Los hijos no son una propiedad de la familia. Ellos tienen su propio camino de vida. Pero es en familia donde aprenden a amar y a caminar los primeros tramos de su madurez e independencia personales.
Padres y madres descubren lo que son cuando entienden en su corazón que “un niño nos ha nacido, un hijo nos ha sido dado “(Isaías, 9, 1-6). El “niño hijo” es la luz y la gloria del servicio a su vida que significa ser padre y madre toda la vida. Y es en familia donde se cuida, respeta y protege su infancia y adolescencia, para que, cuando sean adultos y funden sus propias familias, mantengan vivo “al niño” interior –la bondad y rectitud de espíritu– que todos llevamos dentro y no lo corrompan, convirtiéndose en muertos en vida.
Fragmento Original
El Evangelio nos recuerda también que los hijos no son una propiedad de la familia, sino que tienen por delante su propio camino de vida. Si es verdad que Jesús se presenta como modelo de obediencia a sus padres terrenos, sometiéndose a ellos (cf. Lc 2,51), también es cierto que él muestra que la elección de vida del hijo y su misma vocación cristiana pueden exigir una separación para cumplir con su propia entrega al Reino de Dios (cf. Mt 10,34-37; Lc 9,59-62). Es más, él mismo a los doce años responde a María y a José que tiene otra misión más alta que cumplir más allá de su familia histórica (cf. Lc 2,48-50). Por eso exalta la necesidad de otros lazos, muy profundos también dentro de las relaciones familiares: «Mi madre y mis hermanos son éstos: los que escuchan la Palabra de Dios y la ponen por obra» (Lc 8,21).
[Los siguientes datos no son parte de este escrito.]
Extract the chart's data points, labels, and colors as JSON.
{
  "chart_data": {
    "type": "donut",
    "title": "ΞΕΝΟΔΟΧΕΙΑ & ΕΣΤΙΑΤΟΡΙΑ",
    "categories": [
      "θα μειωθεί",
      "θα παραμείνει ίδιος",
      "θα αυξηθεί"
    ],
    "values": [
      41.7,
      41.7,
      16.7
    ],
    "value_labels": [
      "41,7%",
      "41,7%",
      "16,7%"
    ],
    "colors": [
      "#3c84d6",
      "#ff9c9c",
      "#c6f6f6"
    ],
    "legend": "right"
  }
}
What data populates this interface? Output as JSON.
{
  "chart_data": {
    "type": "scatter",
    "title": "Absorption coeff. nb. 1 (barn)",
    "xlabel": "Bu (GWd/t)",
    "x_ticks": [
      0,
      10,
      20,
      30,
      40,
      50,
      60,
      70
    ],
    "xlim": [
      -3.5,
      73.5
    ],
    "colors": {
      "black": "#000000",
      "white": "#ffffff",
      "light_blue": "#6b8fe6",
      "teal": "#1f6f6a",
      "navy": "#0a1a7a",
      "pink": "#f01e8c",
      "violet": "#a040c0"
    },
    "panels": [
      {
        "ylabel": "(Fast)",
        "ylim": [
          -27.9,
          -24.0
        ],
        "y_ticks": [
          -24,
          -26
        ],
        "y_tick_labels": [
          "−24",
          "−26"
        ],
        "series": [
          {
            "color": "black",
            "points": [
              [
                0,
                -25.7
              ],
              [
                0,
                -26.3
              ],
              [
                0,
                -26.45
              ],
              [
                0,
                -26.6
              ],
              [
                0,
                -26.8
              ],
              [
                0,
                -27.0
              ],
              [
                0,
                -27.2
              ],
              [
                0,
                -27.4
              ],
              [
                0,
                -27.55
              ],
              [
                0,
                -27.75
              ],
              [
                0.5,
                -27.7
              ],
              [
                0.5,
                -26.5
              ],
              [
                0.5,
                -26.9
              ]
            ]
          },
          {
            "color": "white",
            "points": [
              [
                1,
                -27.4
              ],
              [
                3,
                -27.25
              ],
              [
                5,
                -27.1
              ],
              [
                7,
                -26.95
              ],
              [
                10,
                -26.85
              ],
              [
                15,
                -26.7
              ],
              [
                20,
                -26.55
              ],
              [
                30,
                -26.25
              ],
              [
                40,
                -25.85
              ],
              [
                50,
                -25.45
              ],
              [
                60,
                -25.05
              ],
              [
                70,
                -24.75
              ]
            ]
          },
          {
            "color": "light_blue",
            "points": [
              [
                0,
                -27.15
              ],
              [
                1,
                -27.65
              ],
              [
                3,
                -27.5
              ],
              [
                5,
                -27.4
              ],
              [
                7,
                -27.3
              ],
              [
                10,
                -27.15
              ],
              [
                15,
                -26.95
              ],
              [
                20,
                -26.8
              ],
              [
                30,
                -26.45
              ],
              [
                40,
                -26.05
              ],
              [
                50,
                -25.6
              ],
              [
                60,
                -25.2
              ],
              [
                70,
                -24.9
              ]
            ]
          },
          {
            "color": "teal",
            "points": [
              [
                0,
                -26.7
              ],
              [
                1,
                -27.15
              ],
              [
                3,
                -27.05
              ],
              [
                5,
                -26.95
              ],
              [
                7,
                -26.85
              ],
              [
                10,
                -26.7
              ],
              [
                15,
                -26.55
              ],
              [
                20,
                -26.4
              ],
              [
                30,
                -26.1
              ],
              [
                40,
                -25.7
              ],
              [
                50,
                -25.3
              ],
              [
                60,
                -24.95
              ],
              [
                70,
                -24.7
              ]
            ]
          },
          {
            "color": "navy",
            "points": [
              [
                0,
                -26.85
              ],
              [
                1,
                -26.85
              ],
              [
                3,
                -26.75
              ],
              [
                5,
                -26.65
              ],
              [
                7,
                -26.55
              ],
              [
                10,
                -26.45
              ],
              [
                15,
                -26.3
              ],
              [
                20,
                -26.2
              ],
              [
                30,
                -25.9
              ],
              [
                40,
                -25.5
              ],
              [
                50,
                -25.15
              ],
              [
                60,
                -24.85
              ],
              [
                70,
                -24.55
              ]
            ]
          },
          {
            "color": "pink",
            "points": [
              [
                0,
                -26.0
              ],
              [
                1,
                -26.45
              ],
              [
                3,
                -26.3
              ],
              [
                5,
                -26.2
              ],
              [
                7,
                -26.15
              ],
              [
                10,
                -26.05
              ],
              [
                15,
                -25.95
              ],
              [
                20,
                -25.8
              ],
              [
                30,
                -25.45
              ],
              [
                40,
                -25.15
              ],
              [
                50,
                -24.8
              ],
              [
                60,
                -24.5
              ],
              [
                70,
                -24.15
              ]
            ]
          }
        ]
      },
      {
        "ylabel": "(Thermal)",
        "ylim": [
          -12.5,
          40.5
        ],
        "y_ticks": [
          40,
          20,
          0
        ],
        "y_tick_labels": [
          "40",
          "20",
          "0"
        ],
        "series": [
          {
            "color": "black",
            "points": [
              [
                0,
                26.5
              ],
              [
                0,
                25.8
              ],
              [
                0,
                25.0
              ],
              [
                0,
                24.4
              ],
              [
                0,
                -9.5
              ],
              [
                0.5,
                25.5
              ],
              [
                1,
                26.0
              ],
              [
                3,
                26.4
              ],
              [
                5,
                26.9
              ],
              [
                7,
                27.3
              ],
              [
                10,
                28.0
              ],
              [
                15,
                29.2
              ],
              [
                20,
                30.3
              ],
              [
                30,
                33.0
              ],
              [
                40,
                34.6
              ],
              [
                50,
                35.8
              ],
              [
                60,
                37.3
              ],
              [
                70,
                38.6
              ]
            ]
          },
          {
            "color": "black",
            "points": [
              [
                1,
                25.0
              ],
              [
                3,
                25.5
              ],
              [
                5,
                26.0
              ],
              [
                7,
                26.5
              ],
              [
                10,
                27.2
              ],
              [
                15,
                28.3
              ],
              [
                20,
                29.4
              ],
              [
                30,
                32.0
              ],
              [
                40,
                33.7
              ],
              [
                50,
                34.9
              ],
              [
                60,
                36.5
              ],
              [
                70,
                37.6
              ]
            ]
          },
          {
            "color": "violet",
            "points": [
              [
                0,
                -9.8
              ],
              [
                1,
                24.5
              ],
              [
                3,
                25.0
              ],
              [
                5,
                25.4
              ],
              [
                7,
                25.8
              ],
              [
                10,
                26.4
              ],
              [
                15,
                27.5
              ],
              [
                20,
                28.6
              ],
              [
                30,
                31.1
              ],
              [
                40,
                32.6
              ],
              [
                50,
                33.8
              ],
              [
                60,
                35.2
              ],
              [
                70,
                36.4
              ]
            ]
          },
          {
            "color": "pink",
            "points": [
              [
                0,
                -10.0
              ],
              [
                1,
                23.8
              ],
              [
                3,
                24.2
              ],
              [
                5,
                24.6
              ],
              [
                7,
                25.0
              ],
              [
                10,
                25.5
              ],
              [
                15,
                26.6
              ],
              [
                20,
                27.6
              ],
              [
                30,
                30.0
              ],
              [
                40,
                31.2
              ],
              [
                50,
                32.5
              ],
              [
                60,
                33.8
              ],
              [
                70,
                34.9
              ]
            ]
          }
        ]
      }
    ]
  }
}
Por otra parte, en la atención que él presta a los niños —considerados en la sociedad del antiguo Oriente próximo como sujetos sin particulares derechos e incluso como objeto de posesión familiar— Jesús llega al punto de presentarlos a los adultos casi como maestros, por su confianza simple y espontánea ante los demás: «En verdad os digo que, si no os convertís y os hacéis como niños, no entraréis en el reino de los cielos. Por lo tanto, el que se haga pequeño como este niño, ese es el más grande en el reino de los cielos» (Mt 18,3-4). (La alegría del amor, n. 18)
Comentario
Educamos a nuestros hijos para que sean libres, dueños de sí en vez de esclavos, rectos y buenos de espíritu en vez de corruptos y malignos. Para que amar bueno y verdadero, en vez del egoísmo y los odios, sea lo que les llene adentro en cualquier circunstancia.
Pon a un buen padre y madre en cualquier lugar del mundo ante el siguiente dilema: que tus hijos sean ricos y poderosos o que tus hijos sean buenos y sabios. Si les aman de veras, preferirán sin dudarlo que sean buenos y sabios antes que ricos y poderosos.
Educamos a nuestros hijos para que sean buenas personas cuando nosotros ya no estemos. Eso implica acompañarlos en el camino hacia la libertad para que puedan amar libremente. La labor de los padres radica en enseñarles a reconocer lo bueno y lo malo, transmitir en un ambiente de confianza e intimidad las experiencias propias, incluyendo las lecciones aprendidas de los errores, el arte de corregirse y de pedir perdón, la energía de la esperanza y el coraje de la humildad para levantarse una y otra vez, sin jamás rendirse, dándoles la confianza para que sean ellos los que realicen lo bueno en libertad y por sí mismos.
Los padres enseñamos a los hijos a amar amándoles. Y la mayor lección de amor que los padres damos a nuestros hijos, la que nunca olvidarán e intentarán repetir en sus vidas, es el amor y la unión de sus padres en cuanto esposos.